Nvidia-all from Frogging Family

This video outlines a detailed walkthrough of troubleshooting and setting up NVIDIA drivers on a Linux system running Wayland, specifically for an NVIDIA graphics card that is around 10 years old. The speaker discusses their experience with NVIDIA DKMS (Dynamic Kernel Module Support) and the challenges they faced while ensuring their older hardware remains supported. Here’s a concise summary:

  1. Introduction: The speaker begins by discussing the challenges of using NVIDIA drivers, particularly for older hardware. They highlight the importance of DKMS for maintaining driver support.
  2. Current NVIDIA Support: They mention using an ArcoLinuxB ISO that is close to release, indicating NVIDIA works with their current hardware setup, emphasizing the significance of having the NVIDIA DKMS.
  3. Driver Selection and Installation: The process involves selecting the GeForce GTX 970 model, finding the right driver version (550.67), and then initiating the build and installation process for the NVIDIA DKMS package.
  4. Building and Monitoring the Installation: The speaker describes the CPU load during the build process, joking about the age of the computer. They then proceed to remove existing NVIDIA drivers and replace them with the newly built version, resolving potential conflicts with existing packages.
  5. Conflict Resolution and Final Steps: The installation process includes handling package conflicts and ensuring compatibility with 32-bit libraries. The speaker advises on the importance of creating a script for the installation process to streamline future setups.
  6. Reboot and Backup: Finally, he recommends rebooting the system and emphasize the importance of backing up data to the cloud for safety. The video concludes with the speaker pausing the recording, hoping for a successful reboot.

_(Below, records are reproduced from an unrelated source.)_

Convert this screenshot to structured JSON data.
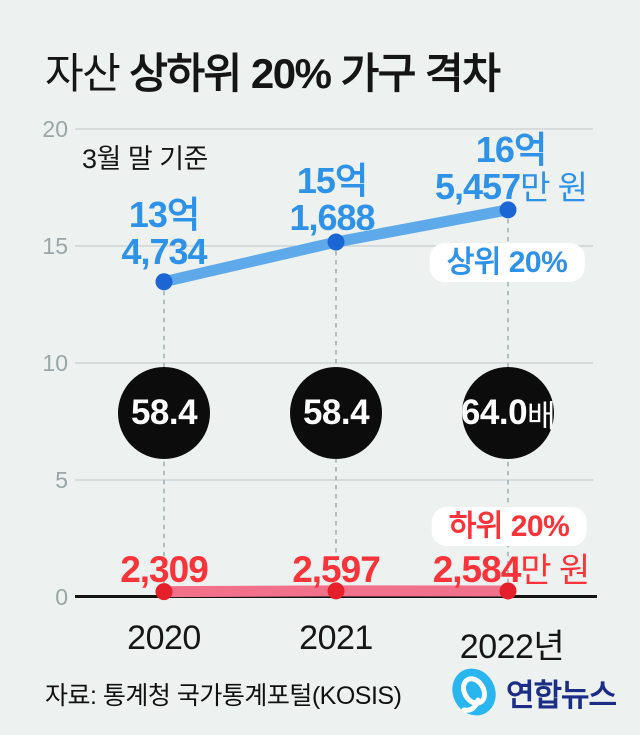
{
  "title": {
    "light": "자산",
    "bold": "상하위 20% 가구 격차"
  },
  "subtitle": "3월 말 기준",
  "source": "자료: 통계청 국가통계포털(KOSIS)",
  "logo": {
    "text": "연합뉴스"
  },
  "colors": {
    "background": "#edf1ef",
    "grid": "#c7d0cf",
    "axis": "#141414",
    "dashed_guide": "#9cafb4",
    "top_line": "#5ea9e9",
    "top_dot": "#1b66d4",
    "top_label": "#2e92e9",
    "bottom_line": "#f2718a",
    "bottom_dot": "#e5202a",
    "bottom_label": "#f8333a",
    "ratio_bubble": "#0c0c0c",
    "logo_navy": "#1b2d86",
    "logo_blue": "#29b5ef"
  },
  "chart_data": {
    "type": "line",
    "x": [
      "2020",
      "2021",
      "2022년"
    ],
    "yaxis": {
      "ticks": [
        "20",
        "15",
        "10",
        "5",
        "0"
      ],
      "min": 0,
      "max": 20,
      "grid": true,
      "unit_eok": true
    },
    "series": [
      {
        "name": "상위 20%",
        "unit": "만 원",
        "values": [
          134734,
          151688,
          165457
        ],
        "point_labels": [
          {
            "line1": "13억",
            "line2": "4,734",
            "suffix": ""
          },
          {
            "line1": "15억",
            "line2": "1,688",
            "suffix": ""
          },
          {
            "line1": "16억",
            "line2": "5,457",
            "suffix": "만 원"
          }
        ]
      },
      {
        "name": "하위 20%",
        "unit": "만 원",
        "values": [
          2309,
          2597,
          2584
        ],
        "point_labels": [
          {
            "value": "2,309",
            "suffix": ""
          },
          {
            "value": "2,597",
            "suffix": ""
          },
          {
            "value": "2,584",
            "suffix": "만 원"
          }
        ]
      }
    ],
    "ratio": [
      {
        "value": "58.4",
        "suffix": ""
      },
      {
        "value": "58.4",
        "suffix": ""
      },
      {
        "value": "64.0",
        "suffix": "배"
      }
    ]
  }
}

Throughout the walkthrough, the speaker interjects personal anecdotes and humor, making the technical process more relatable. They also stress the value of community resources, like the ArcoLinux website articles and scripts provided by the Frogging Family, for assisting with driver installation and troubleshooting.

In my latest exploration, I tackled the removal of all NVIDIA-related components to replace them with the newly built NVIDIA DKMS (Dynamic Kernel Module Support) package. Whether this adjustment offers an improvement remains to be seen, necessitating thorough testing over time.

Previously, I engaged with the Frogging Family’s NVIDIA utilities, a method I suggest for those feeling lost in the maze of NVIDIA driver management. This approach involves cloning their repository, building the required software, and removing old DKMS versions in favor of the new DKG. This process, though it might seem daunting at first, is essential for ensuring that your system operates efficiently with NVIDIA hardware.

To evaluate the performance enhancements brought about by these changes, I pondered on methods to test the graphics card’s capabilities. Utilizing tools like Nvidia SMI to monitor usage statistics is straightforward, but for a comprehensive analysis, benchmarking is key. Eventually, I found potential benchmarks like the Blender Benchmark and GPU test, yet a specific test for NVIDIA remained elusive.

Upon further research, I stumbled upon various options, including using GLX gears for a simple performance check. Moreover, I experimented with GLMark 2 and Unigine Heaven, the latter offering a more immersive benchmarking experience, albeit with some installation and navigation challenges due to my system’s age. Despite these hurdles, I achieved significant frames per second, indicating robust performance for my needs.

I must admit, as someone who isn’t a gamer, my demands from a graphics setup are relatively modest. A stable, reliable display from dawn till dusk suffices. Nevertheless, this journey through driver customization and benchmarking has been enlightening. It’s left me with a tailored NVIDIA driver setup, leveraging DKMS to automatically rebuild the driver with kernel updates, ensuring continued functionality without the dread of a black screen.

In conclusion, while this exploration may not revolutionize your approach to NVIDIA driver management, it has enriched my understanding and capabilities. The resulting setup, distinct from the standard ArcoLinux offering, promises to keep my decade-old GTX 970 performing smoothly across kernel updates. This endeavor not only safeguards against potential display issues but also empowers with the knowledge to maintain an aging but capable system.